2. Previous specialized police training may be approved for unspecified credits which may be applied to the elective requirements of the Major in Police Studies only.
An Introduction to Policing in Canada
will examine the organization of policing, its mandate and operation. It will provide an overview of the history and development of policing in Canada; examples from Newfoundland and Labrador will be used where appropriate. It will discuss the various roles and responsibilities of the police in society. It will explore the issue by police decision making, the exercise of police powers, and the use of discretion by police officers. Several other issues relating to policing will be discussed including police recruitment and training, the professional role of the police, stress on the job and policing in a diverse society.
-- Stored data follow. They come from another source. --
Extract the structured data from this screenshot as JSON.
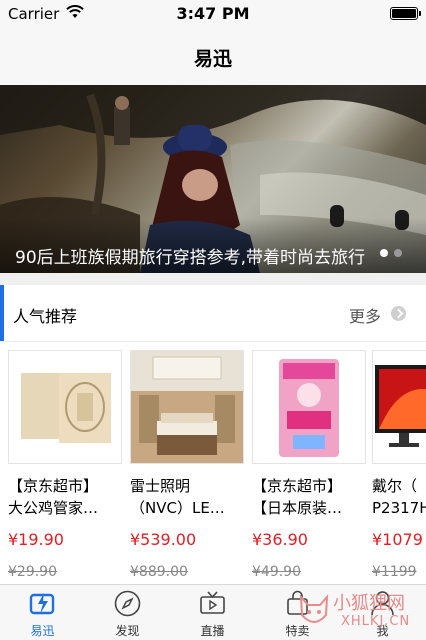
{
  "status_bar": {
    "carrier": "Carrier",
    "time": "3:47 PM"
  },
  "nav": {
    "title": "易迅"
  },
  "banner": {
    "caption": "90后上班族假期旅行穿搭参考,带着时尚去旅行"
  },
  "section": {
    "title": "人气推荐",
    "more_label": "更多"
  },
  "products": [
    {
      "name": "【京东超市】\n大公鸡管家…",
      "price": "¥19.90",
      "original_price": "¥29.90"
    },
    {
      "name": "雷士照明\n（NVC）LE…",
      "price": "¥539.00",
      "original_price": "¥889.00"
    },
    {
      "name": "【京东超市】\n【日本原装…",
      "price": "¥36.90",
      "original_price": "¥49.90"
    },
    {
      "name": "戴尔（\nP2317H",
      "price": "¥1079",
      "original_price": "¥1199"
    }
  ],
  "tabs": [
    {
      "label": "易迅",
      "icon": "home-icon",
      "active": true
    },
    {
      "label": "发现",
      "icon": "compass-icon",
      "active": false
    },
    {
      "label": "直播",
      "icon": "tv-icon",
      "active": false
    },
    {
      "label": "特卖",
      "icon": "bag-icon",
      "active": false
    },
    {
      "label": "我",
      "icon": "person-icon",
      "active": false
    }
  ],
  "watermark": {
    "text": "小狐狸网",
    "sub": "XHLKJ.CN"
  },
  "colors": {
    "accent": "#1f6fe0",
    "price": "#e31e24"
  }
}
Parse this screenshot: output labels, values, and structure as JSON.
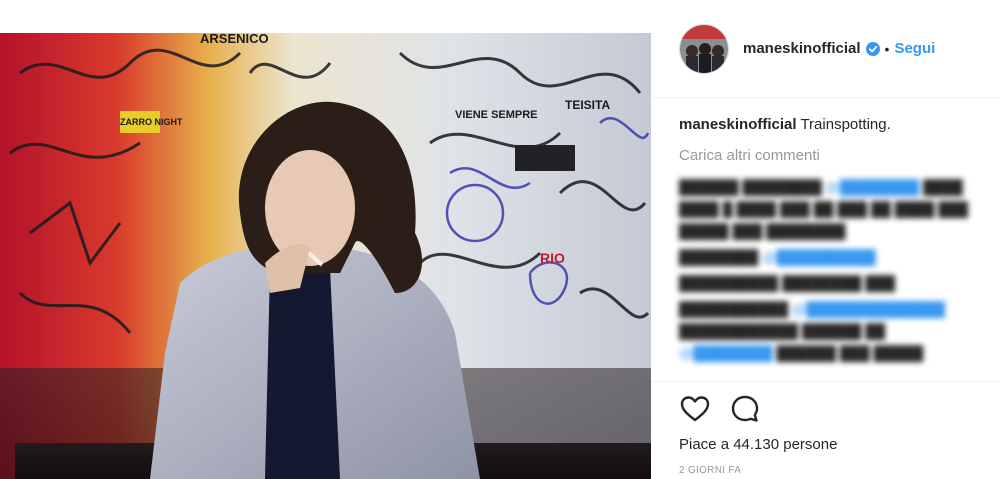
{
  "post": {
    "username": "maneskinofficial",
    "follow_label": "Segui",
    "separator": "•",
    "caption_text": "Trainspotting.",
    "load_more": "Carica altri commenti",
    "likes": "Piace a 44.130 persone",
    "time": "2 GIORNI FA"
  },
  "photo": {
    "labels": [
      "ARSENICO",
      "ZARRO NIGHT",
      "RIO",
      "VIENE SEMPRE",
      "TEISITA"
    ]
  },
  "icons": {
    "verified": "verified-badge-icon",
    "like": "heart-icon",
    "comment": "comment-icon"
  },
  "colors": {
    "link": "#3897f0",
    "text": "#262626",
    "muted": "#999999"
  }
}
Crime Victims and Policing
will provide an opportunity to explore contemporary victim issues, in particular, as they relate to enhancing police response and sensitivity to the needs of victims. The course will explore different types of victimization, encourage critical analysis and understanding of the impact of the CJS on victims and the role of the victim in bringing about progressive and positive changes in the CJS. It will consider recent legislative developments, programs, services and emerging issues and discuss how victim engagement can promote public confidence in the administration of justice.
is a part-time unpaid placement with a police department, Provincial Corrections, or various areas of the Department of Justice including the Sheriff's Office and Correctional Facilities. The number of openings varies and admission to the course is selective and competitive. Placements are for 12 weeks, eight hours a week, in addition to a regularly scheduled class meeting.
Advanced Issues in Policing
provides in depth discussion of various aspects of policing. It will discuss how social, economic and political factors influence the challenges of policing in a democratic society. It will look at police powers of arrest, search and release and how they are affected by the Charter of Rights and Freedoms. The different types of offences found in the Criminal Code and the special knowledge required to police them will be covered. The course will consider the use of police discretion, police misconduct and accountability and ethics in policing. It will also look at officer safety and stress in the work place. Several special topics related to policing will be discussed including: policing persons with mental illness, policing drug related offences, and policing racially diverse communities.